Produire des toiles de qualité
Les tisserands montent ensuite la chaîne sur le métier qui est installé dans un lieu au degré d’humidité élevé, pour éviter que le fil ne casse. Cela peut être chez lui, chez le paysan-marchand ou, à la fin du XVIIIe siècle, dans des ateliers. L’arrivée de la navette volante améliore un tant soit peu ce travail fastidieux. Longueurs, largeurs et qualité sont régies par les règlements royaux qui encadrent la production.
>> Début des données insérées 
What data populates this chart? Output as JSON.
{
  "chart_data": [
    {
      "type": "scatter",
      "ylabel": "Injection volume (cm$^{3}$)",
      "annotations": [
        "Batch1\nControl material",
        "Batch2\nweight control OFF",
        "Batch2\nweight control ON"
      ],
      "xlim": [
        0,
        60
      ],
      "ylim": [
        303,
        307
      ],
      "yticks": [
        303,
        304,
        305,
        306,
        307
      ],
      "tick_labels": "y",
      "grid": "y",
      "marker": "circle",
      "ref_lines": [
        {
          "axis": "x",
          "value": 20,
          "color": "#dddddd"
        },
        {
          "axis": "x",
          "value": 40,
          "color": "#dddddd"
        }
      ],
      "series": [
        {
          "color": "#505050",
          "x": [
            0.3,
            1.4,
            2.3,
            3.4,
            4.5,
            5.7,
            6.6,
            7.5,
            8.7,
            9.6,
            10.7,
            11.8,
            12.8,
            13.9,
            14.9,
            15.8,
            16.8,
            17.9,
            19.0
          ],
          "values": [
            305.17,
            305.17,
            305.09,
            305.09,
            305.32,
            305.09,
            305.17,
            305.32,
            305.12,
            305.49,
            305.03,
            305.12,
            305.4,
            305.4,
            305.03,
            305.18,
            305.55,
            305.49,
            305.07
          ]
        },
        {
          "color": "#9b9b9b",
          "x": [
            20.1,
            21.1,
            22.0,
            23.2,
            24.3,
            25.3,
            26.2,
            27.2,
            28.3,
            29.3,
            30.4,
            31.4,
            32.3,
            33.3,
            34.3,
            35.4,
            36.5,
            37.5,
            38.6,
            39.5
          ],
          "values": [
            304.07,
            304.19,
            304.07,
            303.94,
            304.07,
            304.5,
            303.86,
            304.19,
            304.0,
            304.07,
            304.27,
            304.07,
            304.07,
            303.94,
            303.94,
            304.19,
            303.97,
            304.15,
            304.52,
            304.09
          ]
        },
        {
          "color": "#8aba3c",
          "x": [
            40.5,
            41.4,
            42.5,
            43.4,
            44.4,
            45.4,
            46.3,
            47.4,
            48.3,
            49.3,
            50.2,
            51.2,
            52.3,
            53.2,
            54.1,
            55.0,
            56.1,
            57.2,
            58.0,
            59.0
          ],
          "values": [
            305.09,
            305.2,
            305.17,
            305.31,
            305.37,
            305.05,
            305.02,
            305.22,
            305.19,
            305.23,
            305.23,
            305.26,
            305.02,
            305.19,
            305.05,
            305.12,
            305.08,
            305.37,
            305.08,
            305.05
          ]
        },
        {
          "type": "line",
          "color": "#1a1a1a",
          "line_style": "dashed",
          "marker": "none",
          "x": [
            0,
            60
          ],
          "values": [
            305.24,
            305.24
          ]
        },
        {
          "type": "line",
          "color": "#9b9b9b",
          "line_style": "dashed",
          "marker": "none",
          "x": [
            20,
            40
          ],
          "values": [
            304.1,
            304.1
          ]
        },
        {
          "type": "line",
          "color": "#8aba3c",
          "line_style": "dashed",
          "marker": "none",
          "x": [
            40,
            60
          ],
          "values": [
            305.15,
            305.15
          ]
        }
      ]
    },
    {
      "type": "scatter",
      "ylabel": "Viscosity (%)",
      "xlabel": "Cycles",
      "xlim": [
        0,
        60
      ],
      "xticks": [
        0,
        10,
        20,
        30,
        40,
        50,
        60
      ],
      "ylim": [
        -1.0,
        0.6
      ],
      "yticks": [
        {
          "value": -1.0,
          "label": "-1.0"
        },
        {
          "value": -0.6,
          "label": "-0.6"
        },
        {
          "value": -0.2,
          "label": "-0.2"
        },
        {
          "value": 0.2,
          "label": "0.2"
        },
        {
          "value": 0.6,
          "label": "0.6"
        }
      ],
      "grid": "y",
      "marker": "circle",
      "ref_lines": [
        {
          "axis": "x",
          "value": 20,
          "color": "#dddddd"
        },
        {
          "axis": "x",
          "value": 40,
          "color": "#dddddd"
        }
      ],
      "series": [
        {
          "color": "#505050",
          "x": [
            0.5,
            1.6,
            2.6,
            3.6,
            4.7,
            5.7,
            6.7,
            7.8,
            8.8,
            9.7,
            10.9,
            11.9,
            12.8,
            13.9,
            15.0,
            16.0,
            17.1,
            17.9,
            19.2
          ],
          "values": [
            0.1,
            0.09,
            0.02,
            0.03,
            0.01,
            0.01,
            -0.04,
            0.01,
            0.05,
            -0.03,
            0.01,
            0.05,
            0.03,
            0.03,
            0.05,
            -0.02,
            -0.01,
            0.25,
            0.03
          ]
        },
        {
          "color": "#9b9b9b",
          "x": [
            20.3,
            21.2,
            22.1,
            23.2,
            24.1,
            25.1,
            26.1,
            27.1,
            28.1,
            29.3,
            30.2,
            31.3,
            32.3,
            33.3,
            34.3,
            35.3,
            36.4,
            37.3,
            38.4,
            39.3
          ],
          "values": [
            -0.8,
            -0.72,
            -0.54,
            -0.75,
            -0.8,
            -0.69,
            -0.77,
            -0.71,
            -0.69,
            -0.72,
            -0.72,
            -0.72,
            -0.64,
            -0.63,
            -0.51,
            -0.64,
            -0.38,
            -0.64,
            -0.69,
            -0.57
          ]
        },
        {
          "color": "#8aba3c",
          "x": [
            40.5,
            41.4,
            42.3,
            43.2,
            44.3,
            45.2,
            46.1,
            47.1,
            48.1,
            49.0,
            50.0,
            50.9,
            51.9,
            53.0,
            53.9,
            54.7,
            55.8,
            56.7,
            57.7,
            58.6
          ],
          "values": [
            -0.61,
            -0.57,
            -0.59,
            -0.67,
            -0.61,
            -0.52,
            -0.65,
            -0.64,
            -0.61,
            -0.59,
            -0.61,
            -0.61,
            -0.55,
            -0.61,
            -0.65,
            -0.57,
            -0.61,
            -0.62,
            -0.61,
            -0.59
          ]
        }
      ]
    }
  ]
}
Les plieurs de toile s’y réfèrent également.
Les ballots sont ensuite transportés jusqu’aux bureaux des marques, installés dans les ports exportateurs de Landerneau, Morlaix, Saint-Brieuc, Saint-Malo, Nantes, Vannes, Lorient, et tenus par un commis sous le contrôle des négociants concernés. Après celui des tisserands, des plieurs de toiles, le tampon du bureau de contrôle des toiles y est apposé avant l’embarquement à bord des navires avec les produits des tanneries.
La richesse générée par la fabrication et le commerce de ces toiles a laissé des traces dans le paysage breton. Outre le patrimoine vernaculaire, directement lié au travail des paysans, les demeures imposantes des paysans-marchands constituent des legs de cette activité économique florissante. Dans les ports, de nombreuses constructions commandées par les négociants-armateurs témoignent également de cette prospérité. De cette époque, enfin, nous avons également gardé les enclos paroissiaux, nombreux sur le territoire des crées.